SBL Reports: Ruminations

Mark Goodacre and Michael Bird have commented on the paper presented by Ted Weeden regarding Bailey's theory of informally controlled oral tradition. Mark believes that "Weeden has dealt a fatal blow to Bailey's theory", and, though it pains me to say it, so do I. I've always taken oral tradition seriously -- and still do -- but Weeden has shown that we need a better model than Bailey's, which is based not only on inaccurate assumptions about oral cultures but a mishandling of the evidence to boot. We've had numerous discussions about this on the Crosstalk mailing list.

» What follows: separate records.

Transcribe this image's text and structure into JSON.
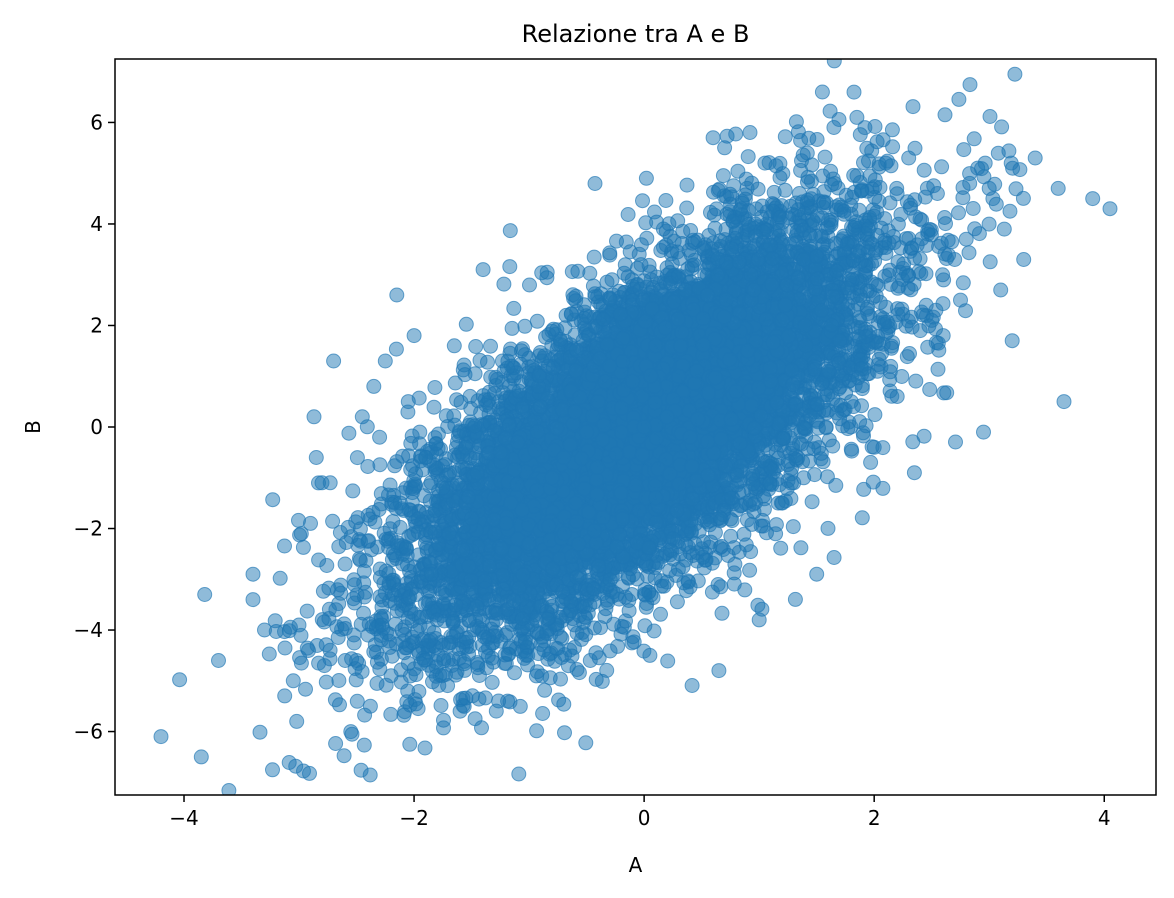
{
  "chart_data": {
    "type": "scatter",
    "title": "Relazione tra A e B",
    "xlabel": "A",
    "ylabel": "B",
    "xlim": [
      -4.6,
      4.45
    ],
    "ylim": [
      -7.25,
      7.25
    ],
    "xticks": [
      -4,
      -2,
      0,
      2,
      4
    ],
    "yticks": [
      -6,
      -4,
      -2,
      0,
      2,
      4,
      6
    ],
    "xtick_labels": [
      "−4",
      "−2",
      "0",
      "2",
      "4"
    ],
    "ytick_labels": [
      "−6",
      "−4",
      "−2",
      "0",
      "2",
      "4",
      "6"
    ],
    "grid": false,
    "legend": "none",
    "marker_color": "#1f77b4",
    "marker_alpha": 0.5,
    "points_estimated_total": 10000,
    "correlation": 0.7,
    "series": [
      {
        "x": [
          -4.2,
          -3.85,
          -3.82,
          -3.7,
          -3.4,
          -3.4,
          -3.3,
          -3.05,
          -3.02,
          -3.0,
          -2.98,
          -2.9,
          -2.87,
          -2.85,
          -2.8,
          -2.78,
          -2.73,
          -2.7,
          -2.68,
          -2.6,
          -2.55,
          -2.5,
          -2.45,
          -2.4,
          -2.38,
          -2.35,
          -2.3,
          -2.28,
          -2.25,
          -2.2,
          -2.15,
          -2.12,
          -2.1,
          -2.05,
          -2.0,
          -1.98,
          -1.95,
          -1.9,
          -1.85,
          -1.8,
          -1.75,
          -1.7,
          -1.65,
          -1.6,
          -1.55,
          -1.5,
          -1.45,
          -1.4,
          -1.35,
          -1.3,
          -1.25,
          -1.2,
          -1.1,
          -1.0,
          -0.9,
          -0.8,
          -0.7,
          -0.6,
          -0.5,
          -0.4,
          -0.3,
          -0.2,
          -0.1,
          0.0,
          0.02,
          0.05,
          0.1,
          0.2,
          0.3,
          0.4,
          0.5,
          0.55,
          0.6,
          0.65,
          0.7,
          0.8,
          0.9,
          1.0,
          1.05,
          1.1,
          1.2,
          1.3,
          1.35,
          1.4,
          1.5,
          1.55,
          1.6,
          1.65,
          1.7,
          1.8,
          1.85,
          1.9,
          1.95,
          2.0,
          2.1,
          2.2,
          2.3,
          2.35,
          2.4,
          2.5,
          2.55,
          2.6,
          2.7,
          2.75,
          2.8,
          2.9,
          2.95,
          3.0,
          3.1,
          3.2,
          3.3,
          3.4,
          3.6,
          3.65,
          3.9,
          4.05
        ],
        "y": [
          -6.1,
          -6.5,
          -3.3,
          -4.6,
          -2.9,
          -3.4,
          -4.0,
          -5.0,
          -5.8,
          -3.9,
          -2.1,
          -1.9,
          0.2,
          -0.6,
          -1.1,
          -4.7,
          -4.4,
          1.3,
          -3.6,
          -2.7,
          -6.0,
          -4.6,
          0.2,
          -4.1,
          -5.5,
          0.8,
          -0.2,
          -3.9,
          1.3,
          -4.9,
          2.6,
          -1.5,
          -2.7,
          0.5,
          1.8,
          -3.3,
          -0.1,
          -0.6,
          -2.9,
          -3.8,
          -1.2,
          -4.3,
          1.6,
          -5.6,
          -0.4,
          -1.8,
          -0.9,
          3.1,
          -3.4,
          -2.1,
          -0.5,
          -1.9,
          -0.3,
          -2.3,
          0.4,
          -1.0,
          -0.6,
          0.3,
          -0.1,
          0.5,
          1.2,
          -1.3,
          0.9,
          0.0,
          4.9,
          -4.5,
          1.6,
          0.2,
          1.0,
          -0.2,
          -2.4,
          2.6,
          5.7,
          -4.8,
          5.5,
          0.7,
          1.5,
          -3.8,
          5.2,
          0.9,
          2.1,
          -1.1,
          4.6,
          2.0,
          -2.9,
          6.6,
          1.1,
          5.9,
          1.7,
          0.5,
          6.1,
          2.5,
          3.9,
          -0.4,
          5.2,
          0.6,
          5.3,
          -0.9,
          1.9,
          2.1,
          4.6,
          1.8,
          3.3,
          2.5,
          3.7,
          5.1,
          -0.1,
          4.7,
          2.7,
          1.7,
          3.3,
          5.3,
          4.7,
          0.5,
          4.5,
          4.3
        ]
      }
    ]
  }
}
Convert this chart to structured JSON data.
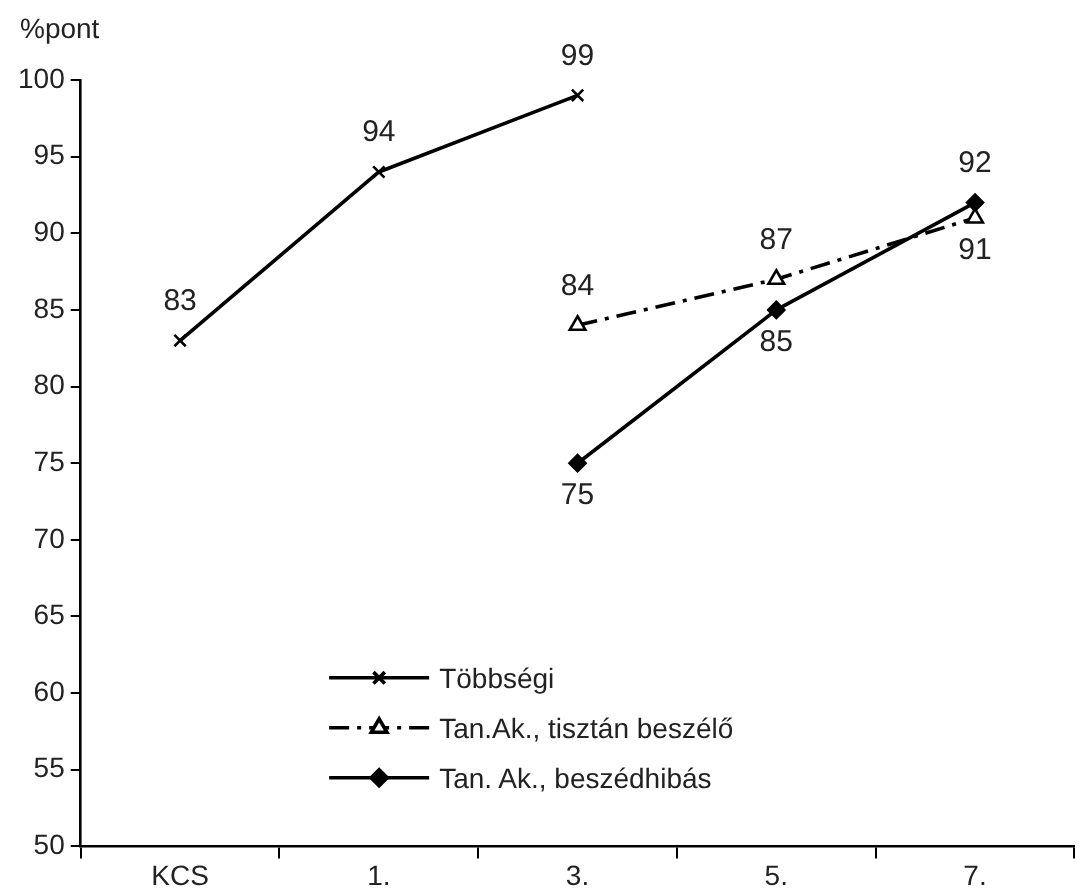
{
  "chart_data": {
    "type": "line",
    "ylabel": "%pont",
    "categories": [
      "KCS",
      "1.",
      "3.",
      "5.",
      "7."
    ],
    "series": [
      {
        "name": "Többségi",
        "color": "#000000",
        "marker": "cross",
        "line_style": "solid",
        "values": [
          83,
          94,
          99,
          null,
          null
        ]
      },
      {
        "name": "Tan.Ak., tisztán beszélő",
        "color": "#000000",
        "marker": "triangle",
        "line_style": "dashed",
        "values": [
          null,
          null,
          84,
          87,
          91
        ]
      },
      {
        "name": "Tan. Ak., beszédhibás",
        "color": "#000000",
        "marker": "diamond",
        "line_style": "solid",
        "values": [
          null,
          null,
          75,
          85,
          92
        ]
      }
    ],
    "ylim": [
      50,
      100
    ],
    "yticks": [
      50,
      55,
      60,
      65,
      70,
      75,
      80,
      85,
      90,
      95,
      100
    ],
    "grid": false,
    "legend": "bottom",
    "data_labels": true
  }
}
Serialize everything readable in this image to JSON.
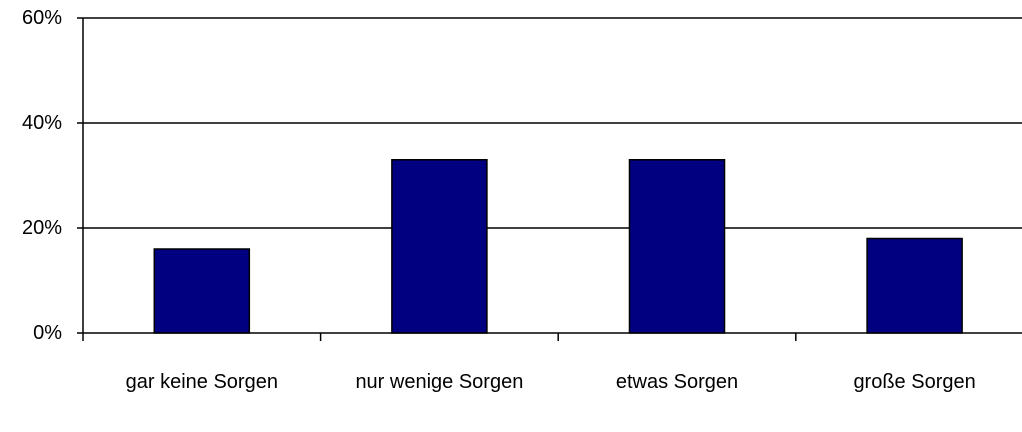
{
  "chart_data": {
    "type": "bar",
    "categories": [
      "gar keine Sorgen",
      "nur wenige Sorgen",
      "etwas Sorgen",
      "große Sorgen"
    ],
    "values": [
      16,
      33,
      33,
      18
    ],
    "color": "#000080",
    "ylim": [
      0,
      60
    ],
    "yticks": [
      {
        "value": 0,
        "label": "0%"
      },
      {
        "value": 20,
        "label": "20%"
      },
      {
        "value": 40,
        "label": "40%"
      },
      {
        "value": 60,
        "label": "60%"
      }
    ],
    "grid": true
  }
}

For starters, see Weeden's posts here, here, and here, and then responses from these points. I rarely find myself agreeing with Weeden, but he's made an important contribution here that can't be ignored. Those (like Dunn, Wright) who continue to rely on Bailey will be resting their case on a house of cards.

Mark also attended the historical Jesus section, where the question of Jesus' illegitimacy was discussed. He raised a concern at the end about using the criteria of multiple attestation and embarrassment:

"I can't help thinking that one cancels out the other. If everyone, Q, an independent Thomas, Mark, Matthew, Luke all have this same material, who is embarrassed about it? The multiple attestation is itself an argument against embarrassment."

This isn't necessarily true, though in some cases it may be an indicator that one criterion just doesn't apply or work well. For myself, I don't find the criterion of multiple attestation terribly useful -- though not because it supposedly cancels out that of embarrassment. It only tells us is what is multiply attested by the time of the sources, the earliest of which is Paul and (perhaps) James. But something can be multiply attested and still embarrassing to the tradition -- a glaring case being Jesus' baptism by John; just look at the way each gospel writer struggles with the embarrassment. (I wrote a post months ago dealing with the various criteria here.) In any case, this is a session I would have liked to attend, as I tend to think Jesus was illegitimate.

I've been enjoying the SBL reports and regret not being there. I'm anxious to hear how Stephen Carlson's paper on "The Hand of Secret Mark" was received.